Mit Filzstift oder so. Was er schreibt, haben wir ja in der Zeitung gelesen:
Rache!“
„Wofür rächt er sich?“
„Keine Ahnung. Ah, hier ist
noch viel Text. Schreibmaschinenseiten. Sieht aus wie Berichte. Mit Datum. Hier
sind Zeitungsausschnitte.“
Kevin horchte. War ja alles
sehr interessant. Aber was hatte sein Daddy mit diesem Kram zu tun?
Walm-Haunstetten schien an
seinen Sorgen zu ersticken. Er stöhnte auf, hielt den Kopf gesenkt und die Augen
geschlossen. Sein Gesicht war noch fahler geworden.

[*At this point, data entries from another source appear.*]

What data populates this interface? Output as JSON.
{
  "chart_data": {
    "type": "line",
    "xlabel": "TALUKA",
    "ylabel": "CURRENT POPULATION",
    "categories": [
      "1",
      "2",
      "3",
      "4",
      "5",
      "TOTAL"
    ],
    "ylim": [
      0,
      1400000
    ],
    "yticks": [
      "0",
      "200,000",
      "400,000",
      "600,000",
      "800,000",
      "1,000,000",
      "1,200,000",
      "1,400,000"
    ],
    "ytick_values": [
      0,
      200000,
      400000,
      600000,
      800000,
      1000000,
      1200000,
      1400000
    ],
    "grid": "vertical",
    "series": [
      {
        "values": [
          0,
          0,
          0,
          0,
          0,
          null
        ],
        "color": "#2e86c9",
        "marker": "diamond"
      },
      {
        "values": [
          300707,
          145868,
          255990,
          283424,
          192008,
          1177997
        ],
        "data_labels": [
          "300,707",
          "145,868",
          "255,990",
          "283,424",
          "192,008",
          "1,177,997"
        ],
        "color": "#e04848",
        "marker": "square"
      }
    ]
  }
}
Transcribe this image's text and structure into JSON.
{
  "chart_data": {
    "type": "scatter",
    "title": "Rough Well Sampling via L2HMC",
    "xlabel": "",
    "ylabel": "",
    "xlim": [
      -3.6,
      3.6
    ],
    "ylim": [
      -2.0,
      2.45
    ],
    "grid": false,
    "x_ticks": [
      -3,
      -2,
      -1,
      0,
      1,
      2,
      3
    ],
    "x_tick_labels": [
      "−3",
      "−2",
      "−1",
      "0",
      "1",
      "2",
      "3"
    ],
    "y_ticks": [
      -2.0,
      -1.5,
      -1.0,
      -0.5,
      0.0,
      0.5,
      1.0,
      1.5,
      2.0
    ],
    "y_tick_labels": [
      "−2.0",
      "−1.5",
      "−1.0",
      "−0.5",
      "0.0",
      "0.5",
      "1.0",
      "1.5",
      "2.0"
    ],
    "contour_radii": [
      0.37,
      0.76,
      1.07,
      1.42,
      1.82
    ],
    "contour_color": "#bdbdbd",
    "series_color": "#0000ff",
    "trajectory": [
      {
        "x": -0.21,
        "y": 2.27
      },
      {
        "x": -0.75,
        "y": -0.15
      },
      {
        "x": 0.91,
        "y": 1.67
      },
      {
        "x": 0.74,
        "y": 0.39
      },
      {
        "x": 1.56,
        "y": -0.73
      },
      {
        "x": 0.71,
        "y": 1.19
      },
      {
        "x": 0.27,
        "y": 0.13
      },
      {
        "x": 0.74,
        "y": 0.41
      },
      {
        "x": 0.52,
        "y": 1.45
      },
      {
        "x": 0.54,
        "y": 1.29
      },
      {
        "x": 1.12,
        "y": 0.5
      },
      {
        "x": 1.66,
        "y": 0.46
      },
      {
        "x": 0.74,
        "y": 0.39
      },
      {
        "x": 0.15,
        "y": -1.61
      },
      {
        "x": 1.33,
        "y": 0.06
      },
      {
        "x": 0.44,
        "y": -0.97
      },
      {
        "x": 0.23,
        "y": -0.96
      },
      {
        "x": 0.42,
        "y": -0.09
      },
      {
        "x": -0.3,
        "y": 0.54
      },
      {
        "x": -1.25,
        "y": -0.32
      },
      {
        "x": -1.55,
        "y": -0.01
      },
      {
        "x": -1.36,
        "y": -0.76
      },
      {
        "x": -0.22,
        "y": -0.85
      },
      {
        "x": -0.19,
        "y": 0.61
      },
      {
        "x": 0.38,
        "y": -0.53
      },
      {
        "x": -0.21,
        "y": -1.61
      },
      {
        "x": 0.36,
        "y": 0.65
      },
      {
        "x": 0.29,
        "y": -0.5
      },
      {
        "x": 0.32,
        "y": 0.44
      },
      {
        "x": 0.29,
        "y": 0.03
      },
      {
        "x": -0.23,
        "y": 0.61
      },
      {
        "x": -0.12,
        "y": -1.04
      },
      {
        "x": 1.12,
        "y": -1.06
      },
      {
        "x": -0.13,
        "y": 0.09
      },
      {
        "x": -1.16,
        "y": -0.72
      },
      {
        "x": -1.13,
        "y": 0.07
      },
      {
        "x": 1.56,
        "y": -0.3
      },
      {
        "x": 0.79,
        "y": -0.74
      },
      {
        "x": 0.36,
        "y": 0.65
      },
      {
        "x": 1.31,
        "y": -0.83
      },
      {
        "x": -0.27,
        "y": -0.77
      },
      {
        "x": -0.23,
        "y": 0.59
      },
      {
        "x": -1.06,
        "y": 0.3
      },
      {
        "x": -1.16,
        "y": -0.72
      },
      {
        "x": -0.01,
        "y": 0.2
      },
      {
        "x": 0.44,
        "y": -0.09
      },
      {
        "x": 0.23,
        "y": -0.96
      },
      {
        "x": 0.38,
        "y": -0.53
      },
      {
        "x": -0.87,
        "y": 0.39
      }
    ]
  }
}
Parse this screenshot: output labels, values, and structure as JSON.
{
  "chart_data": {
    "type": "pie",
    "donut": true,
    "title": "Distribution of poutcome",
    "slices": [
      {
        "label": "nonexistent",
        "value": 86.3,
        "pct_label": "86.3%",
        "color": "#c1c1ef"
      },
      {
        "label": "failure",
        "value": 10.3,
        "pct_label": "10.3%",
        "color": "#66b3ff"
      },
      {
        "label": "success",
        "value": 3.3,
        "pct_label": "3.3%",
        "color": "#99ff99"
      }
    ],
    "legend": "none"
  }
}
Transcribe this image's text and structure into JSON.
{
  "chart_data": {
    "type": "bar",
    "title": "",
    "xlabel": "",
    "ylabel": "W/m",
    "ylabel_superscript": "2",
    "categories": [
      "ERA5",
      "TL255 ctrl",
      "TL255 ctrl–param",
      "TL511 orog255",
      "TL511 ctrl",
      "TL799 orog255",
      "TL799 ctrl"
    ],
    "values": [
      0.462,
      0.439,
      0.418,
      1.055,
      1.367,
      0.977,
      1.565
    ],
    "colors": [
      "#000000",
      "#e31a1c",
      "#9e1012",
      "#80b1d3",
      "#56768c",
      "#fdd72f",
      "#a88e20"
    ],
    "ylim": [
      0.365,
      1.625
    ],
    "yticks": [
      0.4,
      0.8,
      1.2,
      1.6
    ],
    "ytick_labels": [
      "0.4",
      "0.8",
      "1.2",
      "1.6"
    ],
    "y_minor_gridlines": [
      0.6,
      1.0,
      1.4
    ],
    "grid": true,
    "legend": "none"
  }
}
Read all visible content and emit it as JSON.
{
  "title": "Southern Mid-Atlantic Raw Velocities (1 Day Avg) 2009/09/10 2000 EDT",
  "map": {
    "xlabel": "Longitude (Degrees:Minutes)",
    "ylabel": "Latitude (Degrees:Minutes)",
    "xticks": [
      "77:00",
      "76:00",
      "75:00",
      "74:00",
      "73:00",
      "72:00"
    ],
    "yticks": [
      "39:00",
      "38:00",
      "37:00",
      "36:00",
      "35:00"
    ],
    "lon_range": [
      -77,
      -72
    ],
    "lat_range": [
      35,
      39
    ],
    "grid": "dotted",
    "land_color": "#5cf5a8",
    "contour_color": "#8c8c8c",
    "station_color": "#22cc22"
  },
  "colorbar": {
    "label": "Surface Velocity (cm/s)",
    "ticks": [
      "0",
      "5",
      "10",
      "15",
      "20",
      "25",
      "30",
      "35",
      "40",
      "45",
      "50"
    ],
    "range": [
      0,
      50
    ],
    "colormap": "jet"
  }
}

Margit starrte ihren Mann an,
schien vor allem überrascht zu sein und erst in zweiter Linie verunsichert.
In der Küche wurde lange
geflüstert.
Kevin fühlte Enttäuschung. Er
war gespannt gewesen auf das Betäubungsgas. Außerdem fühlte er sich gekränkt.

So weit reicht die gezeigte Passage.